今思えば最も俺の事を一番理解してくれてるのは祖母だったのかもな、と思う。

2008年に俺に会いに上海に来てくれたのが最後の海外旅行だったそうな。
もう1回くらい上海蟹一緒に食べても良かったな。。
あの時は森ビルの展望台上がってあまりの高さに驚いて腰抜かさせてしまってごめんね。
あと、もっと遡って2000年に北京を一緒に観光した時、気温40度の夏の天安門広場を長々と歩かせてごめんね。その後凍って瓶から出て来ない燕京啤酒頼んじまってゴメンよ。
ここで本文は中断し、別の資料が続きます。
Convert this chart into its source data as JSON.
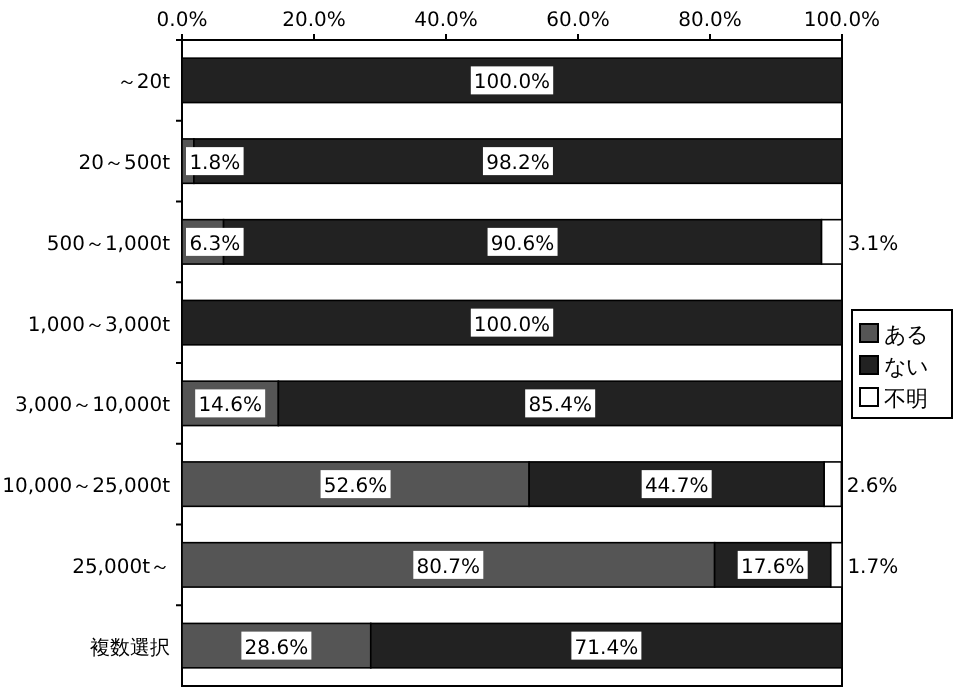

またみなとみらいのイタリアンでワインを飲んだり、伊勢佐木町の映画館で映画を見たり、鶴見のキリンビール工場で出来たてのビールを一緒に飲みに行きたいな。

まぁ、俺はいつでも行けるように待ってるよ。

つづく

>>祖母が意識不明状態になったのが2019年2月。
俺の腎臓が悪化し、入院、透析、手術と言った一連の騒動があったのが、2019年7月から2020年3月。
俺の事を大好きだった祖母がこの件を知らぬまま眠り続けていたのはある意味良かったのかもしれない。
もし、意識があってこの件に触れ合っていたらショックとストレスで身体を悪くしていたかもしれない。

そんな俺の感傷を他所に、この一週間後の3月16日午前11:00、祖母は永眠した。